The deal, negotiated by House Republicans and aides to senator Harry Reid of Nevada, the outgoing majority leader, showed how much power has shifted since the Republican election victories this month. The negotiations fractured Democrats, and separated the Obama administration from Reid.

But Obama’s threat showed that he could still wield his authority as well. White House officials said the package, intended to avoid letting a host of politically popular tax breaks expire at the end of the year, is too heavily tilted toward corporations and will have deep repercussions for budget and tax negotiations far into the future.

A veto would be the third and by far the most significant of Obama’s presidency. His threat sent negotiators back to the table to see if Republicans could add measures that would win liberal support, especially a permanently expanded child tax credit for the working poor.

“It’s somewhat ironic they’re willing to just proceed here, unpaid for, leave the middle class behind and include a lot of things that I think wouldn’t benefit our economy,” said Jason Furman, chairman of the White House Council of Economic Advisers. Advocates of the deal in both parties said the emerging accord would lock in tax breaks that have been passed in short-term increments, year after year. Doing so would give businesses more certainty about making investments, they said, while extending tax benefits that already have broad bipartisan support.

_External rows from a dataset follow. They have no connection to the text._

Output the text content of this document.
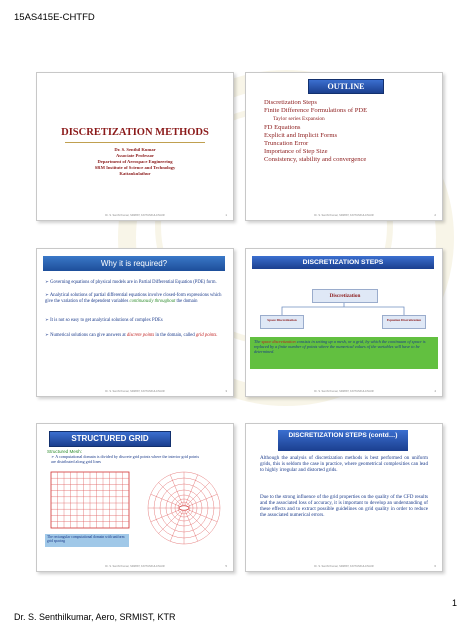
15AS415E-CHTFD
DISCRETIZATION METHODS
Dr. S. Senthil Kumar
Associate Professor
Department of Aerospace Engineering
SRM Institute of Science and Technology
Kattankulathur
Dr. S. Senthil Kumar, SRMIST, KATTANKULATHUR	1
OUTLINE
Discretization Steps
Finite Difference Formulations of PDE
Taylor series Expansion
FD Equations
Explicit and Implicit Forms
Truncation Error
Importance of Step Size
Consistency, stability and convergence
Dr. S. Senthil Kumar, SRMIST, KATTANKULATHUR	2
Why it is required?
➢ Governing equations of physical models are in Partial Differential Equation (PDE) form.
➢ Analytical solutions of partial differential equations involve closed-form expressions which give the variation of the dependent variables continuously throughout the domain
➢ It is not so easy to get analytical solutions of complex PDEs
➢ Numerical solutions can give answers at discrete points in the domain, called grid points.
Dr. S. Senthil Kumar, SRMIST, KATTANKULATHUR	3
DISCRETIZATION STEPS
Discretization
Space Discretization	Equation Discretization
The space discretization consists in setting up a mesh, or a grid, by which the continuum of space is replaced by a finite number of points where the numerical values of the variables will have to be determined.
Dr. S. Senthil Kumar, SRMIST, KATTANKULATHUR	4
STRUCTURED GRID
Structured Mesh:
➢ A computational domain is divided by discrete grid points where the interior grid points are distributed along grid lines
The rectangular computational domain with uniform grid spacing
Dr. S. Senthil Kumar, SRMIST, KATTANKULATHUR	5
DISCRETIZATION STEPS (contd…)
Although the analysis of discretization methods is best performed on uniform grids, this is seldom the case in practice, where geometrical complexities can lead to highly irregular and distorted grids.
Due to the strong influence of the grid properties on the quality of the CFD results and the associated loss of accuracy, it is important to develop an understanding of these effects and to extract possible guidelines on grid quality in order to reduce the associated numerical errors.
Dr. S. Senthil Kumar, SRMIST, KATTANKULATHUR	6
1
Dr. S. Senthilkumar, Aero, SRMIST, KTR
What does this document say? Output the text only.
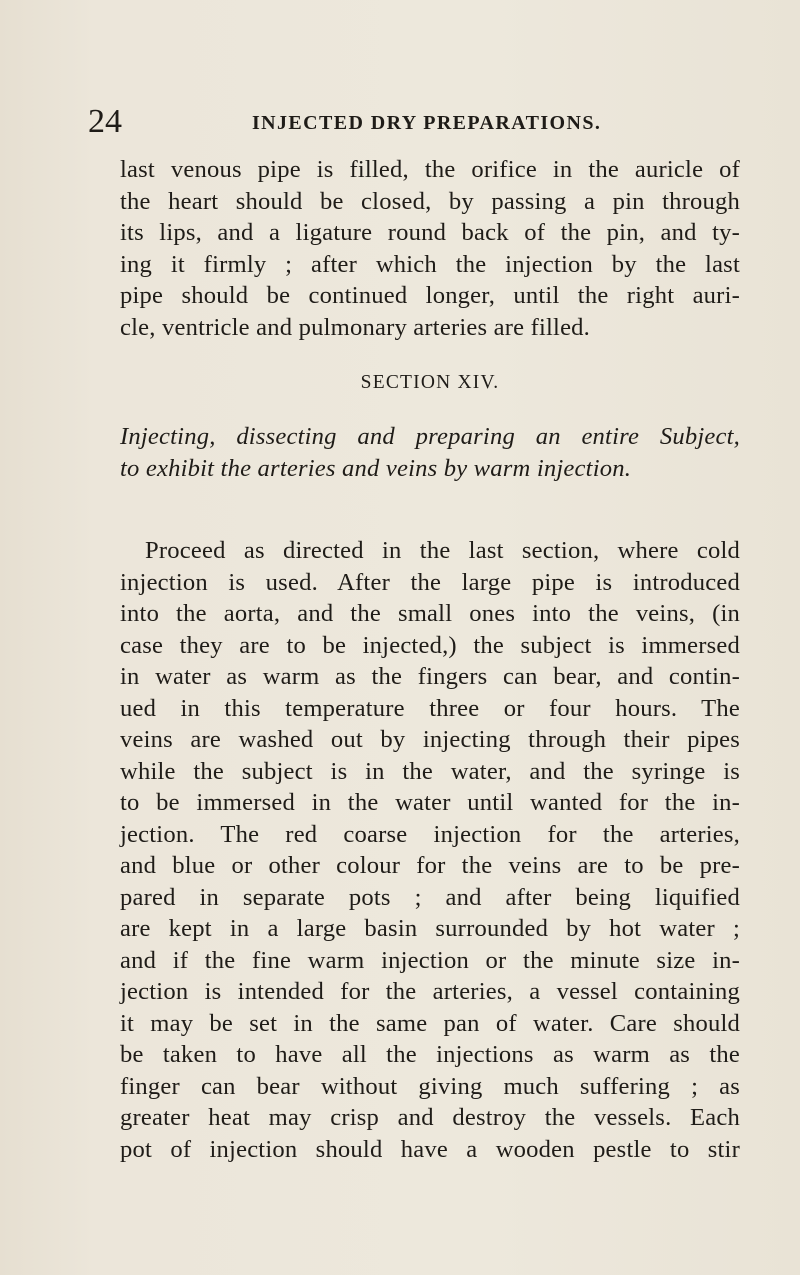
24	INJECTED DRY PREPARATIONS.
last venous pipe is filled, the orifice in the auricle of
the heart should be closed, by passing a pin through
its lips, and a ligature round back of the pin, and ty-
ing it firmly ; after which the injection by the last
pipe should be continued longer, until the right auri-
cle, ventricle and pulmonary arteries are filled.
SECTION XIV.
Injecting, dissecting and preparing an entire Subject,
to exhibit the arteries and veins by warm injection.
Proceed as directed in the last section, where cold
injection is used. After the large pipe is introduced
into the aorta, and the small ones into the veins, (in
case they are to be injected,) the subject is immersed
in water as warm as the fingers can bear, and contin-
ued in this temperature three or four hours. The
veins are washed out by injecting through their pipes
while the subject is in the water, and the syringe is
to be immersed in the water until wanted for the in-
jection. The red coarse injection for the arteries,
and blue or other colour for the veins are to be pre-
pared in separate pots ; and after being liquified
are kept in a large basin surrounded by hot water ;
and if the fine warm injection or the minute size in-
jection is intended for the arteries, a vessel containing
it may be set in the same pan of water. Care should
be taken to have all the injections as warm as the
finger can bear without giving much suffering ; as
greater heat may crisp and destroy the vessels. Each
pot of injection should have a wooden pestle to stir
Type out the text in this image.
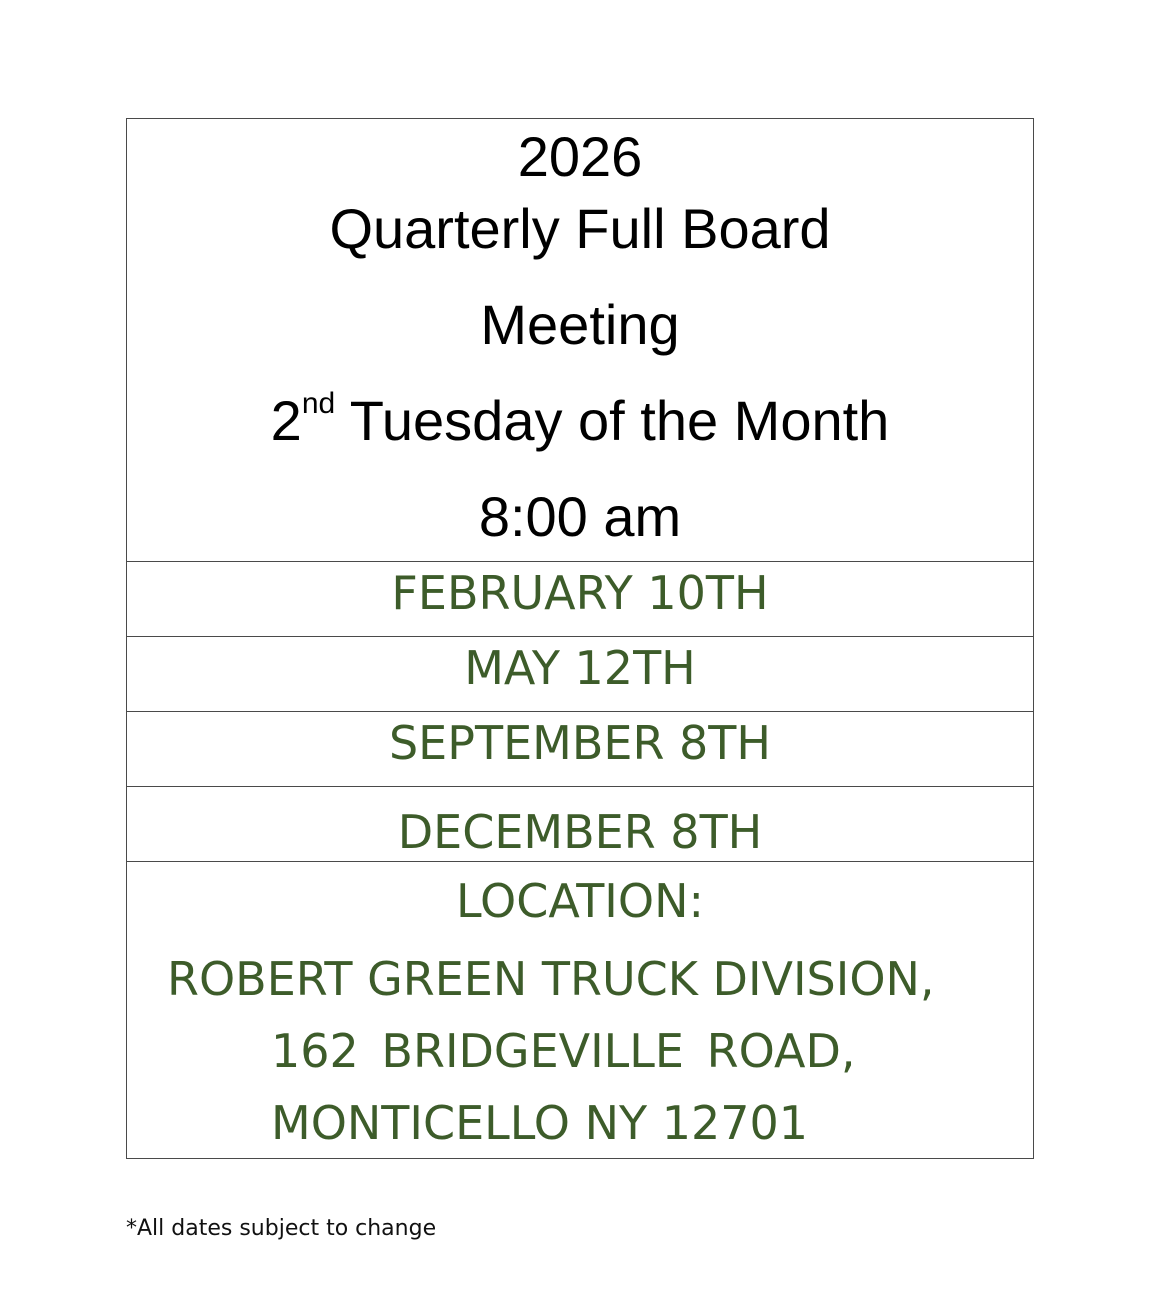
2026
Quarterly Full Board
Meeting
2nd Tuesday of the Month
8:00 am
FEBRUARY 10TH
MAY 12TH
SEPTEMBER 8TH
DECEMBER 8TH
LOCATION:
ROBERT GREEN TRUCK DIVISION,
162 BRIDGEVILLE ROAD,
MONTICELLO NY 12701
*All dates subject to change
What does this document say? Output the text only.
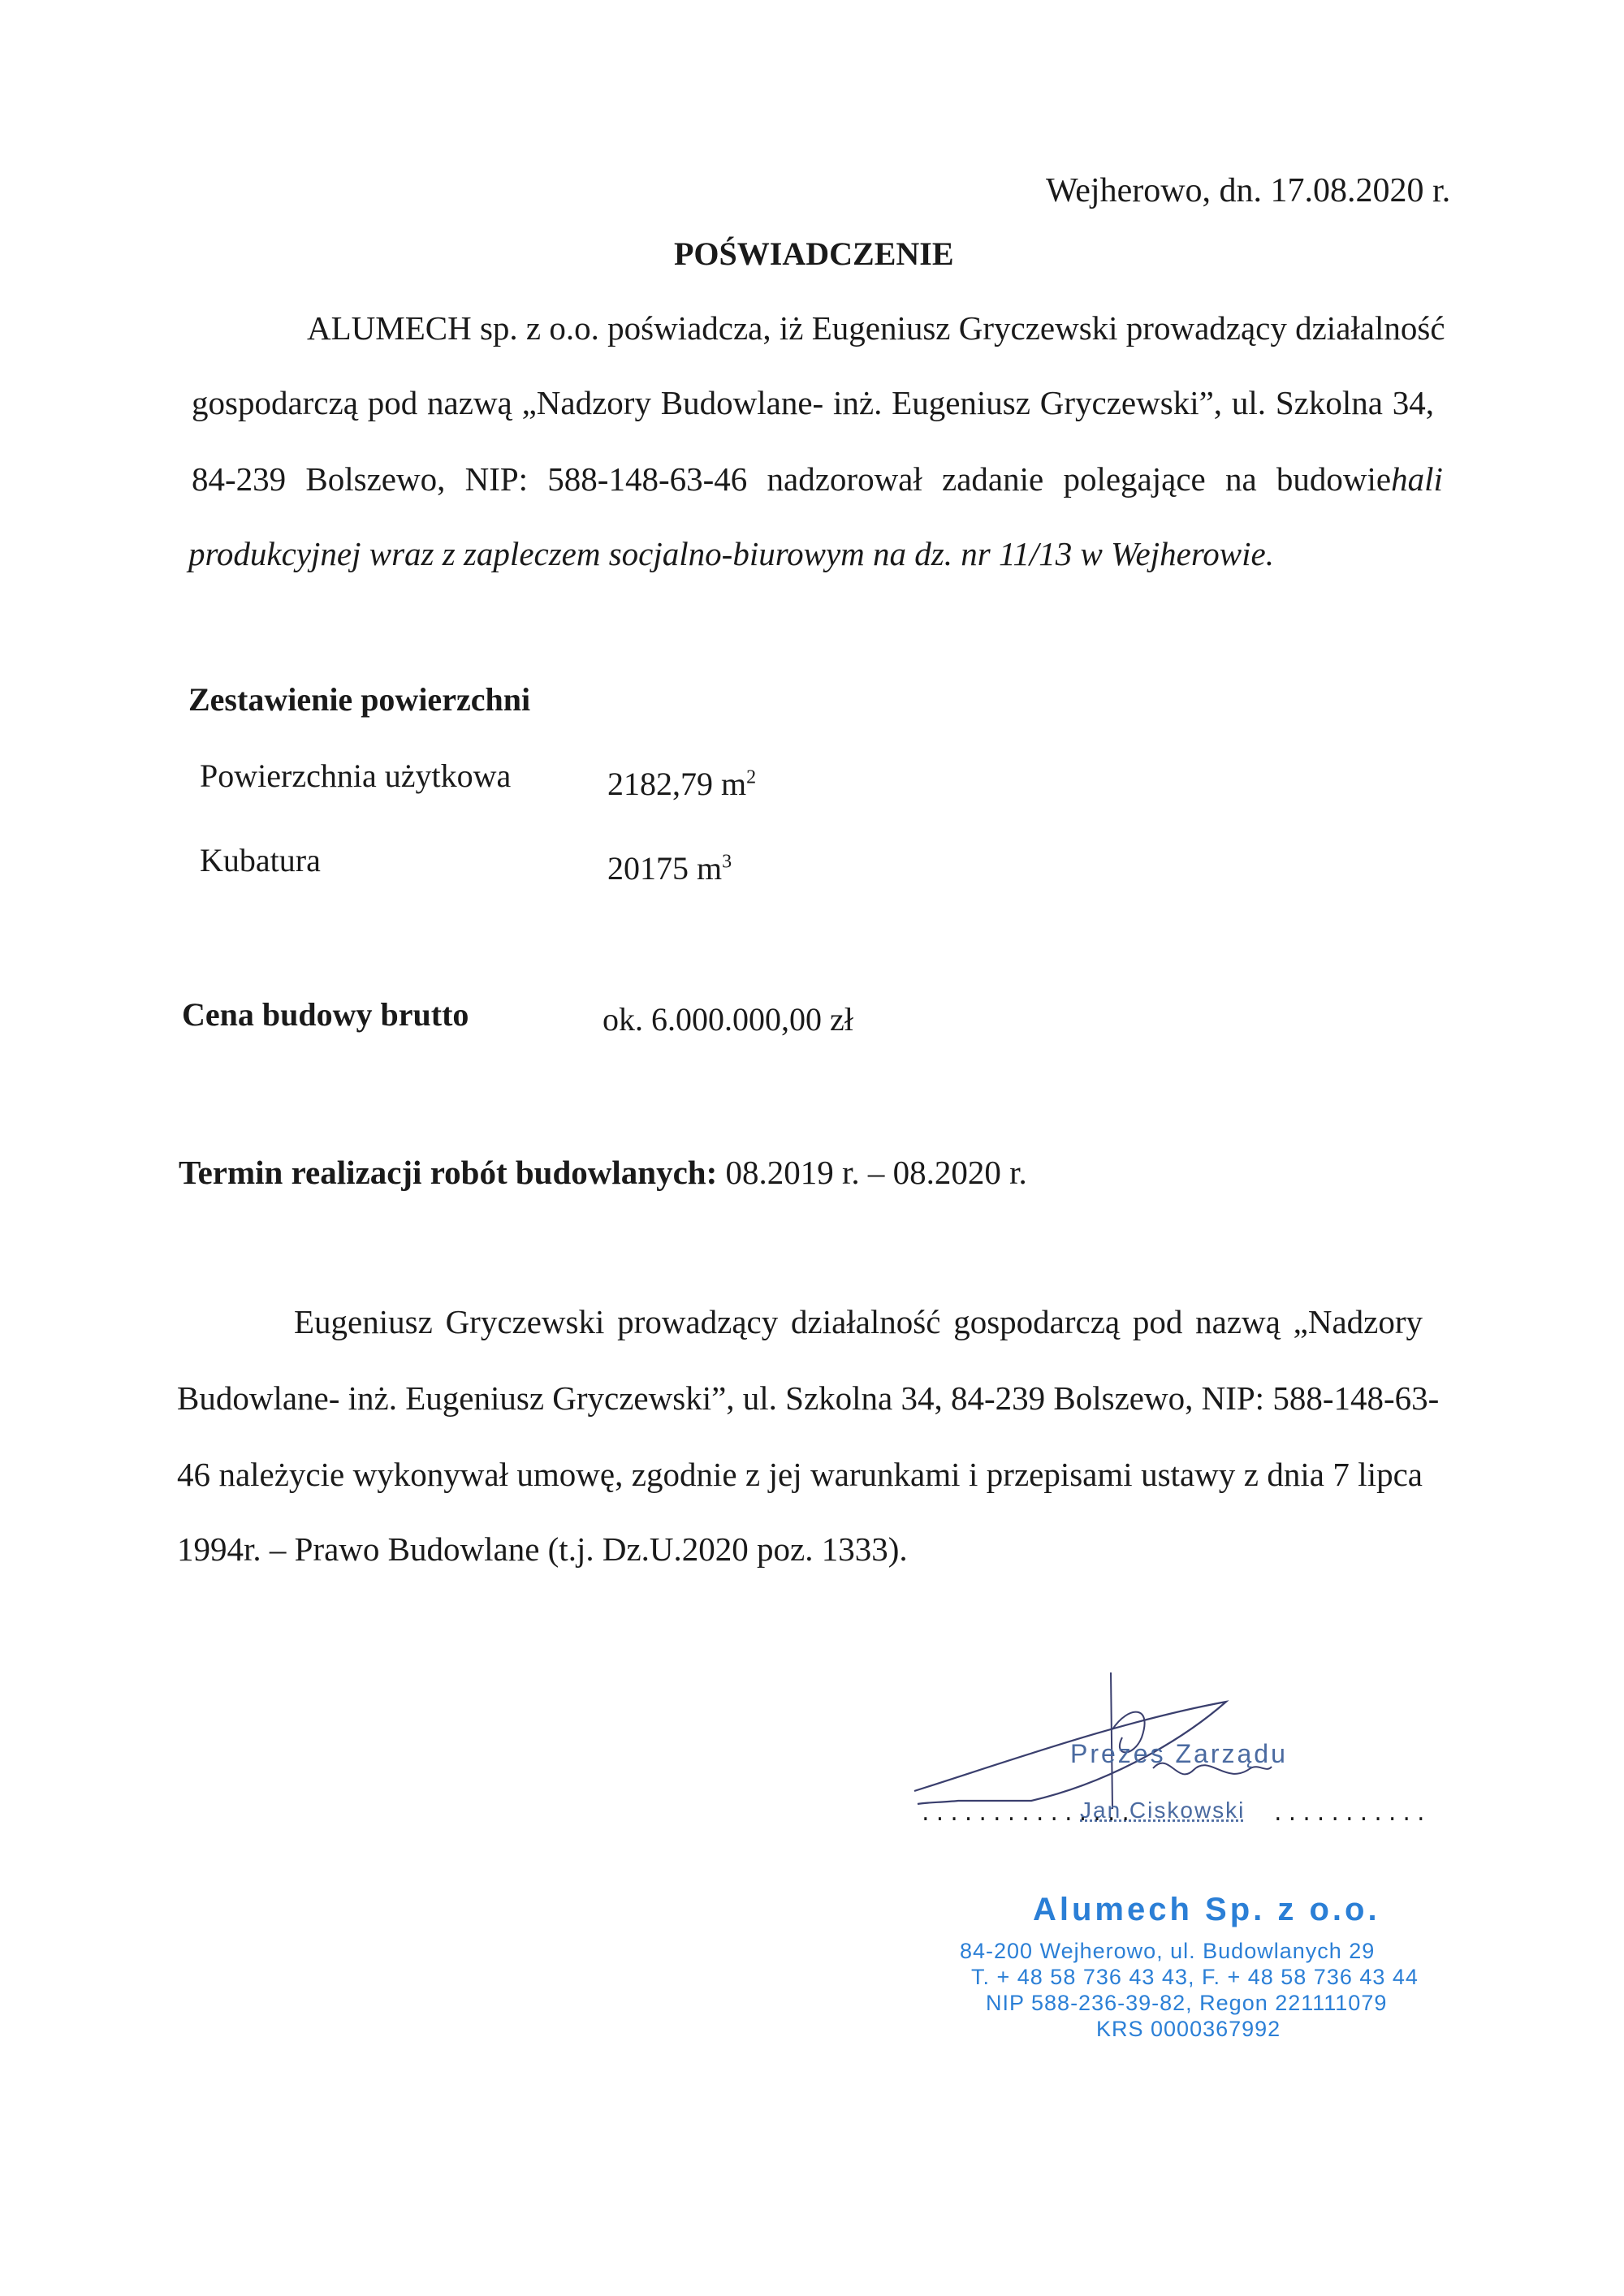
Wejherowo, dn. 17.08.2020 r.
POŚWIADCZENIE
ALUMECH sp. z o.o. poświadcza, iż Eugeniusz Gryczewski prowadzący działalność
gospodarczą pod nazwą „Nadzory Budowlane- inż. Eugeniusz Gryczewski”, ul. Szkolna 34,
84-239 Bolszewo, NIP: 588-148-63-46 nadzorował zadanie polegające na budowie hali
produkcyjnej wraz z zapleczem socjalno-biurowym na dz. nr 11/13 w Wejherowie.
Zestawienie powierzchni
Powierzchnia użytkowa	2182,79 $m^2$
Kubatura	20175 $m^3$
Cena budowy brutto	ok. 6.000.000,00 zł
Termin realizacji robót budowlanych: 08.2019 r. – 08.2020 r.
Eugeniusz Gryczewski prowadzący działalność gospodarczą pod nazwą „Nadzory
Budowlane- inż. Eugeniusz Gryczewski”, ul. Szkolna 34, 84-239 Bolszewo, NIP: 588-148-63-
46 należycie wykonywał umowę, zgodnie z jej warunkami i przepisami ustawy z dnia 7 lipca
1994r. – Prawo Budowlane (t.j. Dz.U.2020 poz. 1333).
Prezes Zarządu
Jan Ciskowski
...............	...........
Alumech Sp. z o.o.
84-200 Wejherowo, ul. Budowlanych 29
T. + 48 58 736 43 43, F. + 48 58 736 43 44
NIP 588-236-39-82, Regon 221111079
KRS 0000367992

The stand-off has set up a high-stakes game of chicken. Some 55 tax breaks for businesses and individuals expired last year, and if they are not revived retroactively by December 31, taxpayers will not be able to claim them for the current tax year. Republicans say Congress might pass a one-year retroactive measure that would simply start the fight all over again in January, when they control the Senate and their numbers are fortified in the House.

The potential repercussions of the deal are broad. Republicans taking over the House and Senate budget committees have vowed to pass plans that bring the federal budget into balance in 10 years without raising taxes or cutting the defence budget. If the tax deal is passed, that will mean those budget plans will have to cut deeper into domestic spending.